We must recover temporal sovereignty and the autonomous use of time. The experiences of time, rhythm and duration in the different cultures of the world are very diverse. In the last two hundred years, capitalist societies have focused on technologies that save time and speed up processes. Paradoxically, such saving has not resulted in more time that can be freely disposed of, just as such acceleration has only resulted in more lack of time. Chronological time is to lived time as the Gross Domestic Product is to the wealth of nations. The most important things are not counted. The acceleration of time has become, through repetition, a form of stagnation. Peoples who have escaped and still escape the capitalist hijacking of time are stigmatized as underdeveloped, and are thus exposed to all kinds of capitalist interventionism (from development aid, to resource plunder, regime change and war, to sanctions and embargoes). Reclaiming temporal sovereignty means fighting against false autonomy (such as uber-autonomy), autonomy without the conditions to be autonomous. Capitalist time is monochronic, socialist time will be polychronic, because it is self-defined.
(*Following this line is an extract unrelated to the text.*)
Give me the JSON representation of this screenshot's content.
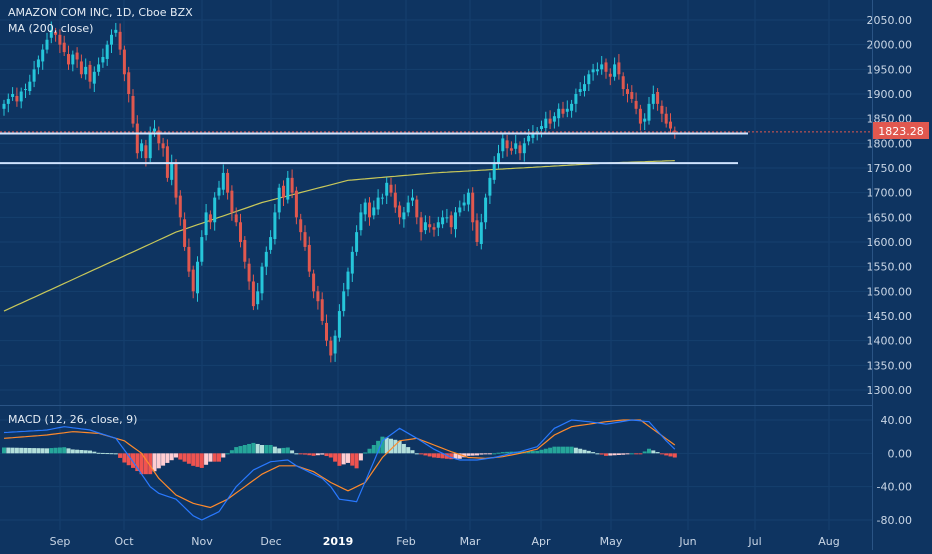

While it is true that we cannot live without biodiversity, it is no less true that we cannot live without demodiversity. I have long defined socialism as democracy without end. And I have identified the main time-spaces in which democratization should take place: the time-space of the family, the community, production, citizenship, international relations. To each space-time corresponds a specific type of democracy. To argue that liberal representative democracy is the only possible form of democracy is to accept as a fatality that democracy in the space-time of citizenship is a democratic island in an archipelago of despotisms. Without other democratic islands to support it, the island of liberal democracy will be an increasingly desert island populated only by autocratic traps.
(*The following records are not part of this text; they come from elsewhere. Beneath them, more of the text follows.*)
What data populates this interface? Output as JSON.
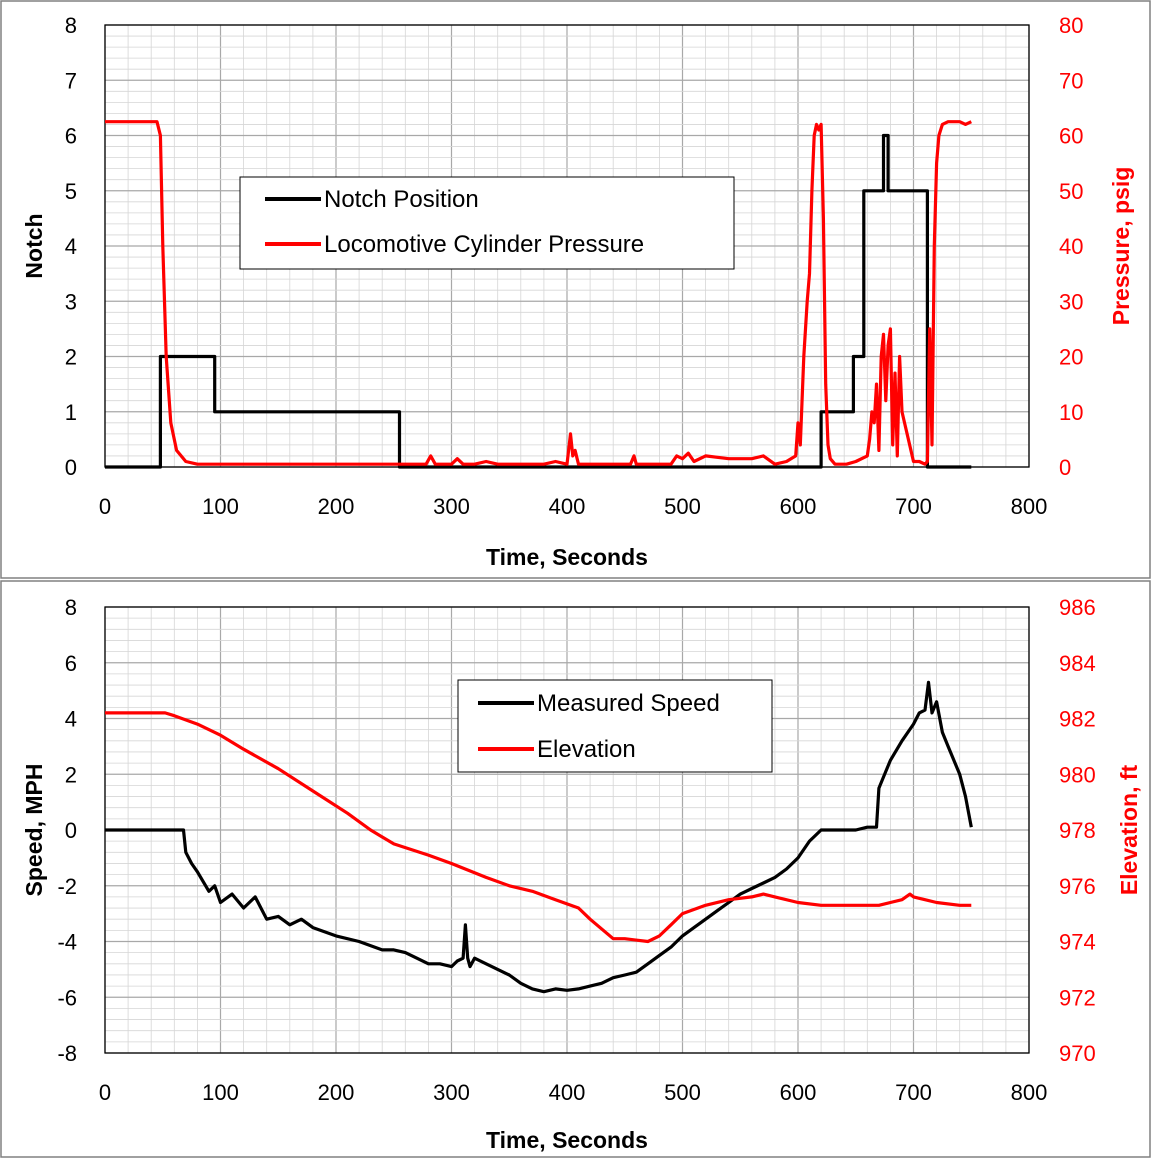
{
  "colors": {
    "primary": "#000000",
    "secondary": "#ff0000",
    "grid": "#c8c8c8",
    "frame": "#808080"
  },
  "chart_data": [
    {
      "type": "line",
      "xlabel": "Time, Seconds",
      "ylabel": "Notch",
      "y2label": "Pressure, psig",
      "xlim": [
        0,
        800
      ],
      "ylim": [
        0,
        8
      ],
      "y2lim": [
        0,
        80
      ],
      "xticks": [
        "0",
        "100",
        "200",
        "300",
        "400",
        "500",
        "600",
        "700",
        "800"
      ],
      "yticks": [
        "0",
        "1",
        "2",
        "3",
        "4",
        "5",
        "6",
        "7",
        "8"
      ],
      "y2ticks": [
        "0",
        "10",
        "20",
        "30",
        "40",
        "50",
        "60",
        "70",
        "80"
      ],
      "grid": true,
      "legend_position": "center-left",
      "series": [
        {
          "name": "Notch Position",
          "axis": "left",
          "color": "#000000",
          "x": [
            0,
            48,
            48,
            95,
            95,
            255,
            255,
            620,
            620,
            648,
            648,
            657,
            657,
            674,
            674,
            678,
            678,
            680,
            680,
            712,
            712,
            750
          ],
          "y": [
            0,
            0,
            2,
            2,
            1,
            1,
            0,
            0,
            1,
            1,
            2,
            2,
            5,
            5,
            6,
            6,
            5,
            5,
            5,
            5,
            0,
            0
          ]
        },
        {
          "name": "Locomotive Cylinder Pressure",
          "axis": "right",
          "color": "#ff0000",
          "x": [
            0,
            45,
            48,
            50,
            53,
            57,
            62,
            70,
            80,
            150,
            250,
            278,
            282,
            286,
            300,
            305,
            310,
            320,
            330,
            340,
            350,
            370,
            380,
            390,
            400,
            403,
            405,
            407,
            410,
            420,
            440,
            455,
            458,
            460,
            470,
            490,
            495,
            500,
            505,
            510,
            520,
            540,
            560,
            570,
            580,
            590,
            598,
            600,
            602,
            605,
            608,
            610,
            612,
            614,
            616,
            618,
            620,
            622,
            624,
            626,
            628,
            632,
            636,
            642,
            650,
            660,
            662,
            664,
            666,
            668,
            670,
            672,
            674,
            676,
            678,
            680,
            682,
            684,
            686,
            688,
            690,
            700,
            705,
            710,
            712,
            714,
            716,
            718,
            720,
            722,
            725,
            730,
            735,
            740,
            745,
            750
          ],
          "y": [
            62.5,
            62.5,
            60,
            40,
            20,
            8,
            3,
            1,
            0.5,
            0.5,
            0.5,
            0.5,
            2,
            0.5,
            0.5,
            1.5,
            0.5,
            0.5,
            1,
            0.5,
            0.5,
            0.5,
            0.5,
            1,
            0.5,
            6,
            2,
            3,
            0.5,
            0.5,
            0.5,
            0.5,
            2,
            0.5,
            0.5,
            0.5,
            2,
            1.5,
            2.5,
            1,
            2,
            1.5,
            1.5,
            2,
            0.5,
            1,
            2,
            8,
            4,
            20,
            30,
            35,
            50,
            60,
            62,
            61,
            62,
            45,
            15,
            4,
            1.5,
            0.5,
            0.5,
            0.5,
            1,
            2,
            5,
            10,
            8,
            15,
            3,
            20,
            24,
            12,
            22,
            25,
            4,
            17,
            2,
            20,
            10,
            1,
            1,
            0.5,
            1,
            25,
            4,
            40,
            55,
            60,
            62,
            62.5,
            62.5,
            62.5,
            62,
            62.5
          ]
        }
      ]
    },
    {
      "type": "line",
      "xlabel": "Time, Seconds",
      "ylabel": "Speed, MPH",
      "y2label": "Elevation, ft",
      "xlim": [
        0,
        800
      ],
      "ylim": [
        -8,
        8
      ],
      "y2lim": [
        970,
        986
      ],
      "xticks": [
        "0",
        "100",
        "200",
        "300",
        "400",
        "500",
        "600",
        "700",
        "800"
      ],
      "yticks": [
        "-8",
        "-6",
        "-4",
        "-2",
        "0",
        "2",
        "4",
        "6",
        "8"
      ],
      "y2ticks": [
        "970",
        "972",
        "974",
        "976",
        "978",
        "980",
        "982",
        "984",
        "986"
      ],
      "grid": true,
      "legend_position": "top-center",
      "series": [
        {
          "name": "Measured Speed",
          "axis": "left",
          "color": "#000000",
          "x": [
            0,
            60,
            68,
            70,
            75,
            80,
            90,
            95,
            100,
            110,
            120,
            130,
            140,
            150,
            160,
            170,
            180,
            200,
            220,
            240,
            250,
            260,
            270,
            280,
            290,
            300,
            305,
            310,
            312,
            314,
            316,
            320,
            330,
            340,
            350,
            360,
            370,
            380,
            390,
            400,
            410,
            420,
            430,
            440,
            450,
            460,
            470,
            480,
            490,
            500,
            510,
            520,
            530,
            540,
            550,
            560,
            570,
            580,
            590,
            600,
            610,
            620,
            625,
            630,
            640,
            650,
            660,
            668,
            670,
            675,
            680,
            690,
            700,
            705,
            710,
            713,
            716,
            720,
            725,
            730,
            740,
            745,
            750
          ],
          "y": [
            0,
            0,
            0,
            -0.8,
            -1.2,
            -1.5,
            -2.2,
            -2,
            -2.6,
            -2.3,
            -2.8,
            -2.4,
            -3.2,
            -3.1,
            -3.4,
            -3.2,
            -3.5,
            -3.8,
            -4,
            -4.3,
            -4.3,
            -4.4,
            -4.6,
            -4.8,
            -4.8,
            -4.9,
            -4.7,
            -4.6,
            -3.4,
            -4.6,
            -4.9,
            -4.6,
            -4.8,
            -5,
            -5.2,
            -5.5,
            -5.7,
            -5.8,
            -5.7,
            -5.75,
            -5.7,
            -5.6,
            -5.5,
            -5.3,
            -5.2,
            -5.1,
            -4.8,
            -4.5,
            -4.2,
            -3.8,
            -3.5,
            -3.2,
            -2.9,
            -2.6,
            -2.3,
            -2.1,
            -1.9,
            -1.7,
            -1.4,
            -1,
            -0.4,
            0,
            0,
            0,
            0,
            0,
            0.1,
            0.1,
            1.5,
            2,
            2.5,
            3.2,
            3.8,
            4.2,
            4.3,
            5.3,
            4.2,
            4.6,
            3.5,
            3,
            2,
            1.2,
            0.1
          ]
        },
        {
          "name": "Elevation",
          "axis": "right",
          "color": "#ff0000",
          "x": [
            0,
            52,
            60,
            80,
            100,
            120,
            150,
            180,
            210,
            230,
            250,
            280,
            300,
            330,
            350,
            370,
            390,
            410,
            420,
            440,
            450,
            470,
            480,
            490,
            500,
            520,
            540,
            560,
            570,
            580,
            600,
            620,
            650,
            670,
            680,
            690,
            697,
            700,
            710,
            720,
            740,
            750
          ],
          "y": [
            982.2,
            982.2,
            982.1,
            981.8,
            981.4,
            980.9,
            980.2,
            979.4,
            978.6,
            978,
            977.5,
            977.1,
            976.8,
            976.3,
            976,
            975.8,
            975.5,
            975.2,
            974.8,
            974.1,
            974.1,
            974,
            974.2,
            974.6,
            975,
            975.3,
            975.5,
            975.6,
            975.7,
            975.6,
            975.4,
            975.3,
            975.3,
            975.3,
            975.4,
            975.5,
            975.7,
            975.6,
            975.5,
            975.4,
            975.3,
            975.3
          ]
        }
      ]
    }
  ]
}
Alexis de Tocqueville observed that equality is always popular, while the popularity of freedom is fickle. By "equality" he meant equal outcomes. By "freedom" he meant the freedom to pursue more than someone else. Human nature consists of both urges. About 99 percent of human history took place in small hunting and gathering groups which practiced communal ownership and social levelling (see the San women insulting the men who hunt meat so they don't get big heads and try to rule). Humans have also practiced trade and pursued advantage thereby (lots of examples from prehistory). The two instincts have always existed in tension. Marx was trying to resolve this riddle when he died.